Washington, United States — Virgin Galactic successfully flew its first paying customers to the final frontier Thursday, a long-awaited achievement that puts it back on track in the emerging private spaceflight sector.

Italian Air Force officers unfurled their nation’s flag and peered out windows at the Earth’s curvature while enjoying a few minutes of weightlessness at 52 miles (85 kilometers) above sea level.

“Welcome to space, astronauts,” Virgin Galactic’s Sirisha Bandla said in a livestream.

The mission dubbed Galactic 01 began when a giant, twin-fuselage “mothership” aircraft took off from a runway at Spaceport America, New Mexico, around 8:30 am local time (1430 GMT).

The carrier plane gained high altitude, then around 40 minutes later released a rocket-powered plane, called VSS Unity, which soared into space at nearly Mach 3.

Fifty miles is considered the border of space by NASA and the US Air Force, though the internationally recognized boundary, known as the Karman Line, is 62 miles high.

Inside the spaceplane’s cabin were Colonel Walter Villadei and Lieutenant Colonel Angelo Landolfi of the Italian Air Force, Pantaleone Carlucci of the National Research Council of Italy, and Colin Bennett of Virgin Galactic.

There were also two pilots on the spaceplane, and two on the carrier plane.

The stream showed Unity later gliding back safely to Earth.

The flight came almost two years after Virgin Galactic’s founder Richard Branson flew to space in a test flight meant to usher in a new era of lucrative space tourism.

But the company subsequently faced setbacks, including a brief grounding by the Federal Aviation Administration (FAA), which found the Branson flight deviated from its assigned airspace and Virgin Galactic did not communicate the “mishap” as required.

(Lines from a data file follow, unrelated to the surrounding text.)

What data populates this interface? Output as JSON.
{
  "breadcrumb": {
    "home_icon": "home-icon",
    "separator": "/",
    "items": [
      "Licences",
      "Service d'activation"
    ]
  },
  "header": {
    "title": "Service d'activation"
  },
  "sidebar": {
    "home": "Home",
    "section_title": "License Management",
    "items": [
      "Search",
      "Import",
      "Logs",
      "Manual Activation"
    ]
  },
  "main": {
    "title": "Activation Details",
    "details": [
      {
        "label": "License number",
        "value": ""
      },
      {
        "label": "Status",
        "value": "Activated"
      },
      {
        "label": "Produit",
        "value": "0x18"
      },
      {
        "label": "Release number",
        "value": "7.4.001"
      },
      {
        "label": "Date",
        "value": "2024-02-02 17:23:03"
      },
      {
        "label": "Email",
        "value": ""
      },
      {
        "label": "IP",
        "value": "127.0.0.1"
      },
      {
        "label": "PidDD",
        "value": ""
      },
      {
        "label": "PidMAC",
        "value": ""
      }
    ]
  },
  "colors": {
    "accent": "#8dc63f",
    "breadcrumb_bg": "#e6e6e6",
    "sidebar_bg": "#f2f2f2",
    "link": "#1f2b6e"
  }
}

Later, lab testing revealed certain materials used in its vehicles had fallen below required strength margins, necessitating upgrades to the fleet.

The company ended its spaceflight pause with a successful test in May, paving the way for Thursday’s mission. In total, it ran five test flights before Thursday’s commercial flight.

Monthly flights

The Galactic 01 crew were tasked with conducting 13 supervised and autonomous experiments, and collecting data on their suits and sensors in the cabin.

Experiments included measuring radiation levels in the under-studied mesosphere, and how certain liquids and solids mix in microgravity.

Founded in 2004, Virgin Galactic has sold around 800 tickets for seats on future commercial flights — 600 between 2005 and 2014 for $200,000 to $250,000, and 200 since then for $450,000 each.

Movie stars and celebrities were among the first to snap up seats, but the company’s program suffered a disaster in 2014 when a spaceplane on a test flight broke apart midair, killing the copilot and seriously injuring the pilot.

The company is now looking to the future. The next mission, Galactic 02, is set for August, and then it hopes to make monthly space hops after that.

Branson, Bezos and Musk

Virgin Galactic competes in the “suborbital” space tourism sector with billionaire Jeff Bezos’s company, Blue Origin, which has already sent 32 people into space using a vertical lift-off rocket.

But since an accident in September 2022 during an unmanned flight, Blue Origin’s rocket has been grounded. The company promised in March to resume spaceflight soon.

Elon Musk’s SpaceX meanwhile has collaborated with partner companies to send paying customers higher up, into Earth orbit or to the International Space Station.

But chartering a SpaceX rocket is a much more costly affair. Tickets for the ISS in joint SpaceX-Axiom Space missions are reported to run into tens of millions of dollars.